Mots clés : Mondialisation, industrie, stratégies d'entreprise, commerce mondial, enjeux logistiques, concurrence Chine
Liens avec les programmes de SES enTerminale sur la mondialisation et du module 3 de prépa ECG en ESH.
Animée par Jean-Marc Vittori, Editorialiste, Les Echos
- Marie-Christine Lombard, Présidente du directoire de GEODIS
- Augustin de Romanet de Beaune, Président-directeur général du Groupe ADP
- Gaël Giraud, Chef économiste à l’Agence française de développement
- Lionel Zinsou, Ancien Premier ministre de la République du Bénin
3 temps forts dans ces échanges entre les intervenants :
« La France serait moins armée que les autres pays dans la mondialisation », cette vision partagée par l’opinion publique française et reprise par J.M. Vittori s’appuie pour lui sur deux constats qu’il va immédiatement relativiser : - un constat macro-économique implacable qui est la récurrence depuis maintenant de nombreuses années de notre déficit extérieur à 2-3 % du PIB.

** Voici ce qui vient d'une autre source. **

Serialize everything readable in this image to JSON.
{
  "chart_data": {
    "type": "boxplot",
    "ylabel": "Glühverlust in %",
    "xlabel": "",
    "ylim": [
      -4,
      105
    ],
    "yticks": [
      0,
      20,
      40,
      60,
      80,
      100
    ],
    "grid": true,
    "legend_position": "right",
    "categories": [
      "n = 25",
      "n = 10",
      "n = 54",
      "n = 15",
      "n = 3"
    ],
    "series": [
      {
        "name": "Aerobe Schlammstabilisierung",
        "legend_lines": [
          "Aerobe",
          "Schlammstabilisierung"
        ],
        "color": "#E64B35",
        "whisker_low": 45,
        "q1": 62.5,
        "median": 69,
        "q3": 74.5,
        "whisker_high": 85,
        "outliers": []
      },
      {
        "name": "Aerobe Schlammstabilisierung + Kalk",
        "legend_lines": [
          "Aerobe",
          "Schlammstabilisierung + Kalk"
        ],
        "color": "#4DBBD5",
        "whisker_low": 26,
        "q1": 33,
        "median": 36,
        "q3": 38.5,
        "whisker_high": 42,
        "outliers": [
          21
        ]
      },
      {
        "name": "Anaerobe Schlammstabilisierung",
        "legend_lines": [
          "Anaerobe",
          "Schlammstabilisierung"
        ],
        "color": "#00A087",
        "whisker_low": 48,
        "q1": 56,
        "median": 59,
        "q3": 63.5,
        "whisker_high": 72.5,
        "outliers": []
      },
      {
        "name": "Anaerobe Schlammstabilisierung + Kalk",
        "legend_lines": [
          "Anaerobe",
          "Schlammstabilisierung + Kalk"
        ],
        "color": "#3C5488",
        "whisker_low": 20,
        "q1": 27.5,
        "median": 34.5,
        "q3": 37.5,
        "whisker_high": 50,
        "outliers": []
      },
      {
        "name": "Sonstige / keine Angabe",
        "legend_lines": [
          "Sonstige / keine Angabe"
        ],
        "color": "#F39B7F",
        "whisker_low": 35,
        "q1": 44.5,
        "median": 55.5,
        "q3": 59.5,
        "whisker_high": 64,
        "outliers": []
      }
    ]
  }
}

Or, depuis Mai 2018, l’INSEE a révisé sa mesure de son déficit extérieur avec la passage en « base 2014 » (www.insee.fr/fr/information/3316977) et les nouvelles données sont moins préoccupantes avec un déficit en % du PIB divisé par 2.
- un constat micro-économique qui s’appuie sur la comparaison de la compétitivité française avec notre voisin allemand et notamment avec l’industrie allemande et plus précisément avec l’automobile allemande. Là encore, le journaliste des Echos s’interroge sur ce constat : l’industrie automobile française se porte bien et PSA ne vient-il pas d’acheter OPEL?
De plus, les français ne focalisent-ils pas trop leur niveau de compétitivité sur celle de l’industrie allemande? Ne devraient-ils pas plus se comparer à d’autres pays et dans d’autres secteurs productifs? D’autres données statistiques méconnues des français permettent un relatif optimisme.
Ainsi, L. Zinsou indique le poids important dans la mondialisation des multinationales françaises qui sont plus nombreuses par exemple que les allemandes ou les britanniques. La France est ainsi le 1 er acquéreur d’actifs de production en % de son PIB dans le monde et les stocks d’investissements productifs français à l’étranger (12 milliards) sont 2 fois plus élevés que les stocks d’investissements productifs étrangers en France (600 millions).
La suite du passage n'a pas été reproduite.